16 pages, 9641 KiB  
Article
Convolutional Neural Network Approaches in Median Nerve Morphological Assessment from Ultrasound Images
by Shion Ando and Ping Yeap Loh
J. Imaging 2024, 10(1), 13; https://doi.org/10.3390/jimaging10010013 - 05 Jan 2024
Viewed by 1430
Abstract
Ultrasound imaging has been used to investigate compression of the median nerve in carpal tunnel syndrome patients. Ultrasound imaging and the extraction of median nerve parameters from ultrasound images are crucial and are usually performed manually by experts. The manual annotation of ultrasound [...] Read more.

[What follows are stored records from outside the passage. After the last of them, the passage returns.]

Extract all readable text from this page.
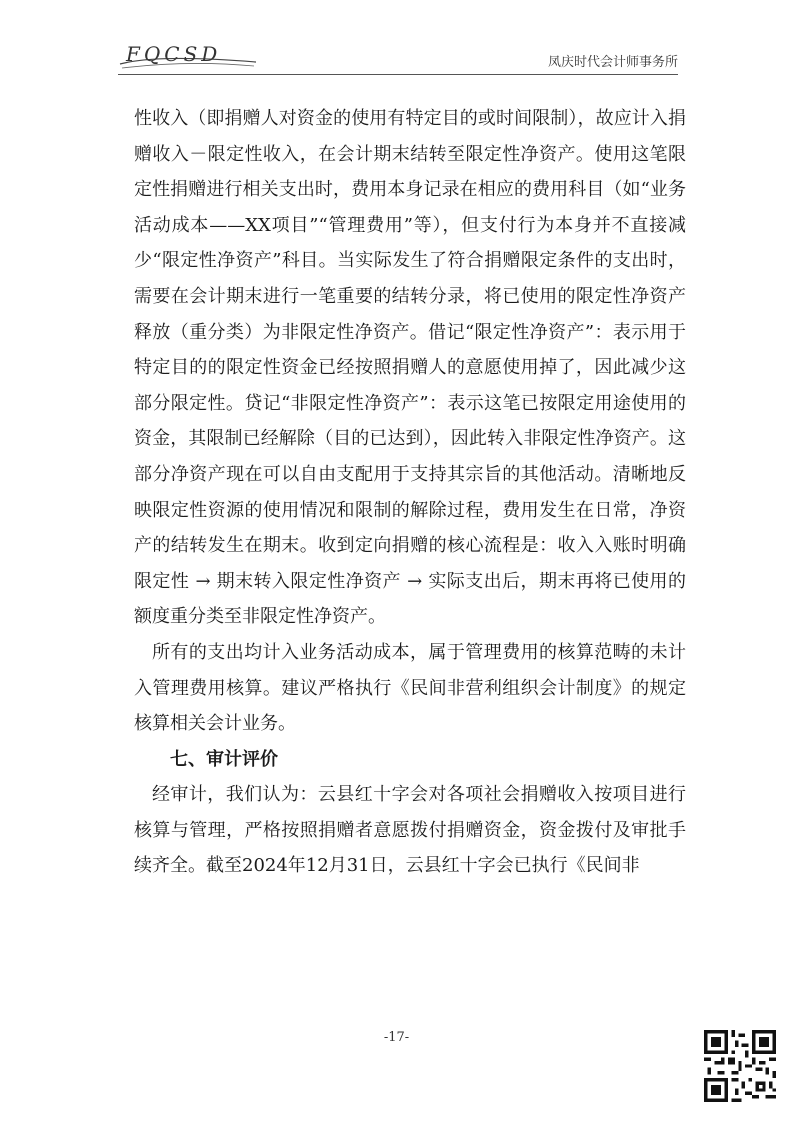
FQCSD	凤庆时代会计师事务所

性收入（即捐赠人对资金的使用有特定目的或时间限制），故应计入捐赠收入－限定性收入，在会计期末结转至限定性净资产。使用这笔限定性捐赠进行相关支出时，费用本身记录在相应的费用科目（如“业务活动成本——XX项目”“管理费用”等），但支付行为本身并不直接减少“限定性净资产”科目。当实际发生了符合捐赠限定条件的支出时，需要在会计期末进行一笔重要的结转分录，将已使用的限定性净资产释放（重分类）为非限定性净资产。借记“限定性净资产”：表示用于特定目的的限定性资金已经按照捐赠人的意愿使用掉了，因此减少这部分限定性。贷记“非限定性净资产”：表示这笔已按限定用途使用的资金，其限制已经解除（目的已达到），因此转入非限定性净资产。这部分净资产现在可以自由支配用于支持其宗旨的其他活动。清晰地反映限定性资源的使用情况和限制的解除过程，费用发生在日常，净资产的结转发生在期末。收到定向捐赠的核心流程是：收入入账时明确限定性 → 期末转入限定性净资产 → 实际支出后，期末再将已使用的额度重分类至非限定性净资产。

所有的支出均计入业务活动成本，属于管理费用的核算范畴的未计入管理费用核算。建议严格执行《民间非营利组织会计制度》的规定核算相关会计业务。

七、审计评价

经审计，我们认为：云县红十字会对各项社会捐赠收入按项目进行核算与管理，严格按照捐赠者意愿拨付捐赠资金，资金拨付及审批手续齐全。截至2024年12月31日，云县红十字会已执行《民间非

-17-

Ultrasound imaging has been used to investigate compression of the median nerve in carpal tunnel syndrome patients. Ultrasound imaging and the extraction of median nerve parameters from ultrasound images are crucial and are usually performed manually by experts. The manual annotation of ultrasound images relies on experience, and intra- and interrater reliability may vary among studies. In this study, two types of convolutional neural networks (CNNs), U-Net and SegNet, were used to extract the median nerve morphology. To the best of our knowledge, the application of these methods to ultrasound imaging of the median nerve has not yet been investigated. Spearman’s correlation and Bland–Altman analyses were performed to investigate the correlation and agreement between manual annotation and CNN estimation, namely, the cross-sectional area, circumference, and diameter of the median nerve. The results showed that the intersection over union (IoU) of U-Net (0.717) was greater than that of SegNet (0.625). A few images in SegNet had an IoU below 0.6, decreasing the average IoU. In both models, the IoU decreased when the median nerve was elongated longitudinally with a blurred outline. The Bland–Altman analysis revealed that, in general, both the U-Net- and SegNet-estimated measurements showed 95% limits of agreement with manual annotation. These results show that these CNN models are promising tools for median nerve ultrasound imaging analysis. Full article
(This article belongs to the Special Issue Application of Machine Learning Using Ultrasound Images, Volume II)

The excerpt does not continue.